A crowded market stall tells people that it must be a safe place to buy from. It also tells people the deals must be good, since lots of people are buying. We like to use other people’s brains; it saves us the effort. On the other hand, if the crowded market stall sells nothing that we are particularly interested in, we don’t even bother and at best just remember there were lots of people. In the Amazon world, our screens are yelling at us about the trending and the popular stuff. Just like the medieval merchant in the marketplace, our screens scream for our attention. Social proof is provided by peer reviews.
So here we are as buyers in this global, online marketplace with access to every seller on planet earth with a website and an offer on sale. And we are lazy. Amazon wants to be the global one-stop shop. Instead of searching the Internet for whatever product we’re looking for, we can turn to Amazon and find the items we want. One giant marketplace with lots of competing sellers and easy to find the stuff we’re looking for. Today, May 14th, 2017 I visited Amazon’s website, looked at the grocery department, searched for Candy & Chocolate and discovered 59,669 items. I can’t deal with that number.

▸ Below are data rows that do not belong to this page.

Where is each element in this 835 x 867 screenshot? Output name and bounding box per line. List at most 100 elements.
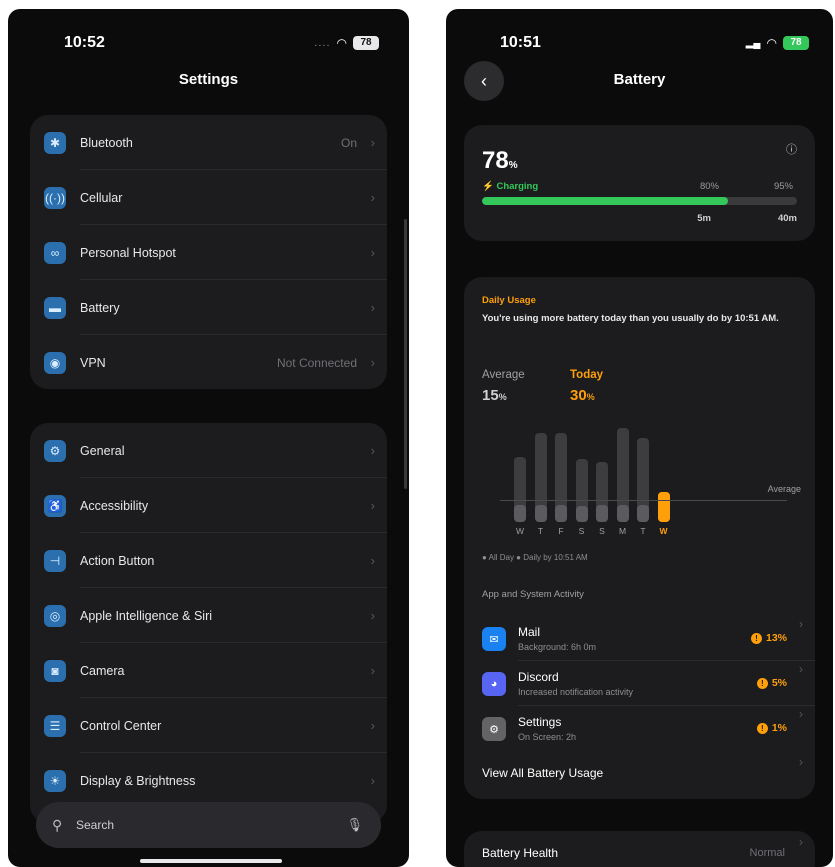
status-time: 10:52 xyxy=(64,34,105,51)
time-to-95: 40m xyxy=(777,213,797,224)
app-usage-percentage: ! 5% xyxy=(756,677,787,689)
settings-icon: ⚙ xyxy=(482,717,506,741)
battery-percentage: 78% xyxy=(482,147,518,174)
status-time: 10:51 xyxy=(500,34,541,51)
home-indicator[interactable] xyxy=(140,859,282,863)
microphone-icon[interactable]: 🎙 xyxy=(346,817,363,833)
vpn-icon: ◉ xyxy=(44,351,66,374)
charge-mark-80: 80% xyxy=(699,181,719,192)
chart-bar-segment xyxy=(514,505,526,522)
settings-row-vpn[interactable]: ◉ VPN Not Connected › xyxy=(30,335,387,389)
chart-bar-segment xyxy=(575,505,588,522)
settings-screen: 10:52 .... ◠ 78 Settings ✱ Bluetooth On ›((… xyxy=(8,9,409,867)
battery-status-icon: 78 xyxy=(353,36,379,50)
warning-icon: ! xyxy=(750,632,762,644)
action-button-icon: ⊣ xyxy=(44,549,66,572)
app-usage-detail: Background: 6h 0m xyxy=(518,642,597,652)
settings-row-label: Control Center xyxy=(80,718,162,733)
search-icon: ⚲ xyxy=(52,816,63,833)
chevron-right-icon: › xyxy=(370,190,375,205)
search-field[interactable]: ⚲ Search 🎙 xyxy=(36,802,381,848)
settings-row-label: Bluetooth xyxy=(80,135,133,150)
charge-card: 78% ⓘ ⚡ Charging 80% 95% 5m 40m xyxy=(464,125,815,241)
chart-day-label: W xyxy=(515,526,525,536)
chart-bar xyxy=(534,433,547,522)
wifi-icon: ◠ xyxy=(336,36,347,50)
settings-row-battery[interactable]: ▬ Battery › xyxy=(30,280,387,335)
chevron-right-icon: › xyxy=(799,617,803,631)
page-title: Battery xyxy=(613,71,666,88)
settings-row-personal-hotspot[interactable]: ∞ Personal Hotspot › xyxy=(30,225,387,280)
settings-row-apple-intelligence-siri[interactable]: ◎ Apple Intelligence & Siri › xyxy=(30,588,387,643)
app-usage-percentage: ! 1% xyxy=(756,722,787,734)
chart-bar-segment xyxy=(534,505,547,522)
chart-day-label: S xyxy=(599,526,605,536)
settings-group-system: ⚙ General › ♿ Accessibility › ⊣ Action Button › ◎… xyxy=(30,423,387,823)
chart-bar xyxy=(575,458,588,522)
brightness-icon: ☀ xyxy=(44,769,66,792)
battery-health-row[interactable]: Battery Health Normal › xyxy=(464,835,815,867)
chart-bar xyxy=(596,462,608,522)
settings-row-accessibility[interactable]: ♿ Accessibility › xyxy=(30,478,387,533)
chevron-right-icon: › xyxy=(370,773,375,788)
settings-row-camera[interactable]: ◙ Camera › xyxy=(30,643,387,698)
app-usage-row[interactable]: ⚙ Settings On Screen: 2h! 1% › xyxy=(464,707,815,751)
chart-bar xyxy=(514,457,526,522)
charge-progress-fill xyxy=(482,197,728,205)
signal-icon: .... xyxy=(314,37,331,49)
app-usage-row[interactable]: ◕ Discord Increased notification activity!… xyxy=(464,662,815,706)
chevron-right-icon: › xyxy=(799,755,803,769)
activity-title: App and System Activity xyxy=(482,589,584,600)
battery-status-icon: 78 xyxy=(783,36,809,50)
settings-row-display-brightness[interactable]: ☀ Display & Brightness › xyxy=(30,753,387,808)
app-usage-percentage-value: 5% xyxy=(771,677,787,689)
chevron-right-icon: › xyxy=(370,355,375,370)
battery-screen: 10:51 ▂▄ ◠ 78 ‹ Battery 78% ⓘ ⚡ Charging… xyxy=(446,9,833,867)
time-to-80: 5m xyxy=(697,213,711,224)
warning-icon: ! xyxy=(756,677,768,689)
app-name: Discord xyxy=(518,670,559,684)
page-title: Settings xyxy=(178,71,239,88)
status-bar: 10:52 .... ◠ 78 xyxy=(64,31,379,55)
view-all-battery-usage[interactable]: View All Battery Usage › xyxy=(464,755,815,791)
chart-bar-segment xyxy=(657,491,670,522)
search-label: Search xyxy=(76,818,115,832)
average-line-label: Average xyxy=(767,484,801,494)
chart-day-label: T xyxy=(537,526,544,536)
settings-group-connectivity: ✱ Bluetooth On › ((·)) Cellular › ∞ Personal Hot… xyxy=(30,115,387,389)
warning-icon: ! xyxy=(756,722,768,734)
app-usage-row[interactable]: ✉ Mail Background: 6h 0m! 13% › xyxy=(464,617,815,661)
info-icon[interactable]: ⓘ xyxy=(786,141,797,157)
wifi-icon: ◠ xyxy=(766,36,777,50)
settings-row-control-center[interactable]: ☰ Control Center › xyxy=(30,698,387,753)
daily-usage-chart: WTFSSMTW xyxy=(464,277,815,557)
settings-row-general[interactable]: ⚙ General › xyxy=(30,423,387,478)
chevron-right-icon: › xyxy=(370,608,375,623)
chevron-right-icon: › xyxy=(370,663,375,678)
chevron-right-icon: › xyxy=(370,718,375,733)
hotspot-icon: ∞ xyxy=(44,241,66,264)
status-bar: 10:51 ▂▄ ◠ 78 xyxy=(500,31,809,55)
settings-row-label: Personal Hotspot xyxy=(80,245,176,260)
app-usage-percentage-value: 1% xyxy=(771,722,787,734)
chart-bar-segment xyxy=(616,505,629,522)
chart-bar-segment xyxy=(555,505,567,522)
chart-bar xyxy=(555,433,567,522)
settings-row-label: Camera xyxy=(80,663,125,678)
control-center-icon: ☰ xyxy=(44,714,66,737)
settings-row-label: General xyxy=(80,443,125,458)
chart-bar-segment xyxy=(596,505,608,522)
scroll-indicator[interactable] xyxy=(404,219,407,489)
bluetooth-icon: ✱ xyxy=(44,131,66,154)
battery-health-card: Battery Health Normal › xyxy=(464,831,815,867)
settings-row-label: Apple Intelligence & Siri xyxy=(80,608,213,623)
settings-row-action-button[interactable]: ⊣ Action Button › xyxy=(30,533,387,588)
chart-day-label: M xyxy=(618,526,627,536)
settings-row-bluetooth[interactable]: ✱ Bluetooth On › xyxy=(30,115,387,170)
settings-row-cellular[interactable]: ((·)) Cellular › xyxy=(30,170,387,225)
chevron-right-icon: › xyxy=(799,707,803,721)
settings-row-label: Action Button xyxy=(80,553,155,568)
chevron-right-icon: › xyxy=(370,498,375,513)
app-usage-percentage-value: 13% xyxy=(765,632,787,644)
accessibility-icon: ♿ xyxy=(44,494,66,517)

What the yelling market vendor and Amazon have in common is that both understand human behavior and know how to trigger it. However, at a marketplace with, let’s say, 25 competing market stalls, you have to yell very loud and give an extraordinary performance to attract people. As a buyer, you keep eyes and ears open and follow the crowd to the best tomatoes you’ll ever eat. What’s the chance (y)our voice is heard online? Sure, it’s never been easier to have a voice online. Millions are. Again, what’s the chance our voice is heard?
The bottom line of what I’m conveying is that insight into human behavior is key, regardless of what you’re selling. Deep insight into human behavior allows us to understand customer preferences, and come up with triggers -actuators of behavior, and even with predictors of human behavior. We have the technology readily available. But not often the full, deep insight from immersion into the other.